Un titolo che mette al centro il cambiamento come forza capace di trasformare, rigenerare e aprire nuove prospettive, raccontando attraverso l’arte un messaggio universale di crescita, resilienza e speranza.
Nei giorni scorsi alcuni tra i migliori scultori di sabbia al mondo, guidati dal direttore artistico canadese David Ducharme, hanno iniziato a lavorare la rena per dare vita a opere monumentali ispirate a metamorfosi, rinascita e capacità di adattamento. Fino al primo maggio sarà possibile assistere alla “scolpitura” della sabbia resa solida grazie al lavoro di compattamento. Le sculture saranno, poi, esposte in tutta la loro bellezza e maestosità, dal 9 maggio al 4 ottobre, trasformando il cuore della città in un suggestivo museo a cielo aperto.
I CONTENUTI
Ogni creazione racconterà storie di trasformazione, intrecciando fenomeni naturali e vicende umane legate a innovazione e rinnovamento. Un percorso visivo capace di coinvolgere visitatori di tutte le età, con opere spettacolari ma anche ricche di significato.
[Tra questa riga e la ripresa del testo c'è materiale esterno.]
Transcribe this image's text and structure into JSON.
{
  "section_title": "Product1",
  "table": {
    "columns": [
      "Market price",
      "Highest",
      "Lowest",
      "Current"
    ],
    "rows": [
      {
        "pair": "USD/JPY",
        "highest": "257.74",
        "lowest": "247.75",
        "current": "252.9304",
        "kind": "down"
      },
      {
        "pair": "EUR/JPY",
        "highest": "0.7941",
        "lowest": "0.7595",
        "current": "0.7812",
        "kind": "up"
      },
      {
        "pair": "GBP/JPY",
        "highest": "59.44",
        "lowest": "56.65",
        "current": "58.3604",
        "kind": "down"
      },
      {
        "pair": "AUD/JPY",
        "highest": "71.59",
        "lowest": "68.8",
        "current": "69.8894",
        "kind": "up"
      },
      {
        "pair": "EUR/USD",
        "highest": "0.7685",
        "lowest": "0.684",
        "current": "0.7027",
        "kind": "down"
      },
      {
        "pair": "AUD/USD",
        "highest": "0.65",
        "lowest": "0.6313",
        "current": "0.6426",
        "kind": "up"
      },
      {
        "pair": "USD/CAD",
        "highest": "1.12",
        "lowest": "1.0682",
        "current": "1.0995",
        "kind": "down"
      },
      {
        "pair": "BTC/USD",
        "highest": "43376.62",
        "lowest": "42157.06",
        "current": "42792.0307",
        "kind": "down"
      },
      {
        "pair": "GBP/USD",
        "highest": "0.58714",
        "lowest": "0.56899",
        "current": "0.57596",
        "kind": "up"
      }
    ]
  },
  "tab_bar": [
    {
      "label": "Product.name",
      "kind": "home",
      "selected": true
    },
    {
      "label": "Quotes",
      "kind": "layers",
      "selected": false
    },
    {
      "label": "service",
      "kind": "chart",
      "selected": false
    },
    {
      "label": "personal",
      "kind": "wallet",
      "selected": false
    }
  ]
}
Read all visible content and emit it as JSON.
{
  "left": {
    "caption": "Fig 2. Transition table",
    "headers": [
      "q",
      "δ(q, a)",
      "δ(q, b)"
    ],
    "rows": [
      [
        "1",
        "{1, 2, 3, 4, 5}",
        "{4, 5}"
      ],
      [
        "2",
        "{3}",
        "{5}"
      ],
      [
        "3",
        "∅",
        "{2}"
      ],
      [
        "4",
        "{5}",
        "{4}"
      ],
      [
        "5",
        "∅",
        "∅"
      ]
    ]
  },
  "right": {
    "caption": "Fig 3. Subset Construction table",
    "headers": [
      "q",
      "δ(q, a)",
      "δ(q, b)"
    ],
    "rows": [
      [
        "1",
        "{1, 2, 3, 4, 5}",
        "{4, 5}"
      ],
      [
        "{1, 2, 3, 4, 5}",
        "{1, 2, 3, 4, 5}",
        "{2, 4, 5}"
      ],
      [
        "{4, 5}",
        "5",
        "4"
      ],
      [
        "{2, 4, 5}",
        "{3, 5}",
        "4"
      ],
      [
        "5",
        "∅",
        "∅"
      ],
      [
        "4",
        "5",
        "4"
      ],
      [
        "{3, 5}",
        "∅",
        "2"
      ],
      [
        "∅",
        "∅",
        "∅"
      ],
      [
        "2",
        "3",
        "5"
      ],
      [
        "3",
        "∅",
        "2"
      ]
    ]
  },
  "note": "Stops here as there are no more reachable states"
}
La sabbia stessa diventa simbolo perfetto di questo messaggio: materiale effimero per eccellenza, rappresenta un mondo in continuo mutamento, dove anche ciò che appare fragile può diventare straordinariamente forte e lasciare un segno duraturo.
COME NASCONO LE SCULTURE?
La sabbia del litorale jesolano, proveniente dall’erosione dei fiumi che attraversano le Dolomiti, possiede una granulometria ideale per la scultura. Viene bagnata, inserita in casseforme e compattata con macchinari fino a diventare solida e resistente, senza l’uso di colle. Se protette dagli agenti atmosferici, queste creazioni possono conservarsi intatte anche per anni.
Lo sappiamo che ve lo state chiedendo. Ma, la risposta è sempre la stessa: no, non viene usata alcun tipo di colla.